Каган, видимо, не ожидал услышать от человека другой, менее духовной, как он думал, культуры основы буддистского мировоззрения.
– Ты ант? – переспросил он.
– Я много путешествовал по всему свету, учился у мудрых людей, – ответил я.
– Для ученого ты слишком хорошо воюешь, – сказал каган.
– Для воина ты слишком учен, – сказал я, улыбнувшись.
И он улыбнулся.
Мы подошли к берегу и развернули шлюпку бортом к нему там, где глубина была по пояс. Я жестом пригласил авара с выкупом подойти к нам. Двумя руками он прижимал к груди кувшин, доверху наполненный монетами. Наверное, тяжелый, не меньше пуда. Я показал авару, чтобы пересыпал золото из кувшина в кожаный мешок. Мало ли какой сюрприз он заготовил?! Первые монеты упали в мешок глухо, остальные посыпались с характерным звоном, от которого у некоторых слабых душ сносит крышу. Много было колец и перстней, которые при одинаковом весе с монетами занимали больше места. Ладно, простим такую мелочь.
Заметил, что каган наблюдает за мной. Наверное, его поразило равнодушие, с каким я смотрел на золото, слушал его звон. Во-первых, я никогда не рвал задницу из-за денег, потому что однажды понял: сколько ни получай, их никогда не хватает – для этого деньги и предназначены. Во-вторых, привык иметь дело с банкнотами, а в последнее время и вообще с кредитной картой, так что вид золота у меня всё ещё ассоциировался с трудностями его реализации, перевода в купюры.

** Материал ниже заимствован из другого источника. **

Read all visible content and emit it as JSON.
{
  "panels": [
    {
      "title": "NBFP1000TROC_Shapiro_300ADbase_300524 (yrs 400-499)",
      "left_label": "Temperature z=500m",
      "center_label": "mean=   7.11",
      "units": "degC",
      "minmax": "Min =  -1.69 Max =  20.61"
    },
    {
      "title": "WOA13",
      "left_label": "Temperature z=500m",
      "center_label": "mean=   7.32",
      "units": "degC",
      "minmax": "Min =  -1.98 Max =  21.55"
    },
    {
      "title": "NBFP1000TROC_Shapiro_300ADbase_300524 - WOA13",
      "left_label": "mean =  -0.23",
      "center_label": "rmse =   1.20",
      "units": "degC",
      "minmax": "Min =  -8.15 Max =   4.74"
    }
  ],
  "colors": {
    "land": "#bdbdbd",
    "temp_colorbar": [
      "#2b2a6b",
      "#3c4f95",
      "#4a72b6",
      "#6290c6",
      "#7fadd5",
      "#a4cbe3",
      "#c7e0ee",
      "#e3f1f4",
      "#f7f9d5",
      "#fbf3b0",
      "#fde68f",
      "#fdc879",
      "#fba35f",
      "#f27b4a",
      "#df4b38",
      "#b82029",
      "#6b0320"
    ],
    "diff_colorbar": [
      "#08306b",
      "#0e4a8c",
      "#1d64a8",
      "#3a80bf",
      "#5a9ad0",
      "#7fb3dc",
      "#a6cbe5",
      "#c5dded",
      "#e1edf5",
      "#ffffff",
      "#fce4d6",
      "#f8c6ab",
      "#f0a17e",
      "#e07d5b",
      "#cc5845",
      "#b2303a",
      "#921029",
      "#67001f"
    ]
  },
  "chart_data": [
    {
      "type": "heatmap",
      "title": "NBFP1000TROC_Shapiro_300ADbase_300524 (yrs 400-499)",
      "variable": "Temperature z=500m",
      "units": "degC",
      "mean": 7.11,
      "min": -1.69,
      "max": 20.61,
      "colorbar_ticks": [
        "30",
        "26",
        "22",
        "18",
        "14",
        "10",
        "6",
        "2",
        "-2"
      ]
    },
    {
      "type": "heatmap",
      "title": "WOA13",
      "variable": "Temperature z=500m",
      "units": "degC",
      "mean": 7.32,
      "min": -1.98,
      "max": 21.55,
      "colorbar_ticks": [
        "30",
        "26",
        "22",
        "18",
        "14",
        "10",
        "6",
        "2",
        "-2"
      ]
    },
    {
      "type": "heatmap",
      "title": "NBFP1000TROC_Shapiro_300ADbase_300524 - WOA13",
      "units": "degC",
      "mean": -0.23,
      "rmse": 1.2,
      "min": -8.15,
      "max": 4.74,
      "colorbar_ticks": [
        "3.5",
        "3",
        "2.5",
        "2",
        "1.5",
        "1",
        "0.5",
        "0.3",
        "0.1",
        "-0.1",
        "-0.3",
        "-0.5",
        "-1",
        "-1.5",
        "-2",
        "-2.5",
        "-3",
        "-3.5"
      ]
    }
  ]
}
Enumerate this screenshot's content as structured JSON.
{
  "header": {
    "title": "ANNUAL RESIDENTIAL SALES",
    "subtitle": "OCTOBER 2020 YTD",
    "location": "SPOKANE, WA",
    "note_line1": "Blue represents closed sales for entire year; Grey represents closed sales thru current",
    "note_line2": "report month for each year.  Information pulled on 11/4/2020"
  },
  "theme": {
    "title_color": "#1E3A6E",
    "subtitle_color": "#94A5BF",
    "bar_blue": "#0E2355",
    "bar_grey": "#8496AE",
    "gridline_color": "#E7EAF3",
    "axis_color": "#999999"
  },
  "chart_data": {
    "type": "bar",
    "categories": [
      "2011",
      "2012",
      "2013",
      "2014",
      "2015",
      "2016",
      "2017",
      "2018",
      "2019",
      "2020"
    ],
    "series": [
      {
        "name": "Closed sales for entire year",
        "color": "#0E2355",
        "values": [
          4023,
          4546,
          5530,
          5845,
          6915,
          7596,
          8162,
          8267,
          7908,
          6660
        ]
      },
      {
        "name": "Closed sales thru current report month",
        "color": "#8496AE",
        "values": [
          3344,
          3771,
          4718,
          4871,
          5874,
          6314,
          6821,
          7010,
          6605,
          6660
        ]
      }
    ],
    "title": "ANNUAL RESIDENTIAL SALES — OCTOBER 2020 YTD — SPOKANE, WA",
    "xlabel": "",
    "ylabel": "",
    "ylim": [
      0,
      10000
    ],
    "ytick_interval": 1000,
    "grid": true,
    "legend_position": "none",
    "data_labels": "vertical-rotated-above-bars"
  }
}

Я закрыл мешок, достал кинжал и перерезал им веревку, которой были связаны руки кагана. И поддержал его, помогая выбраться из шлюпки. Он даже на мели боялся воды. Гунимунд, как мы договорились на шхуне, сразу пересел на место Хисарна, а тот – на место авара. Они налегли на две пары весел, быстро перемещая шлюпку к «Альбатросу».
Я оглянулся. Оба авара поднимались по склону. К ним скакали те, что ждали вдали. Никто не собирался стрелять по нам. Каган почувствовал мой взгляд и тоже обернулся.
Я помахал ему рукой и крикнул:
– До встречи!
Он помахал в ответ.
29
Мы опять выгружаем родоское вино в Александрии. Я решил отблагодарить солуньцев, привезти еще зерна, ведь с их косвенной помощью разбогател. Золота в кувшине оказалось примерно на три тысячи солидов. Плюс золото на оружии и прикрепленное к ремням и уздечкам в виде блях, а также серьги, гривны, браслеты, кольца и перстни с убитых и из их седельных сумок. Плюс сами доспехи и оружие. В сумме набегало чуть более четырех тысяч. По меркам шестого века я олигарх. Самое лучшее из трофеев забрал себе. По комплекту доспехов и оружия и по седлу вручил Гунимунду и Хисарну. Их долю золота пообещал отдать в Херсоне. Они не возражали, потому что товар на продажу брать не собирались, а для себя купят на отданную им одежду аваров. Пять стеганых халатов и пять пар остроносых сапог и всё шелковое, кроме двух рубах и трусов или шорт, оставил для скифов и росов, остальное досталось готам. Они уже успели продать большую часть этих шмоток и накупить, по моему мнению, всякой ерунды.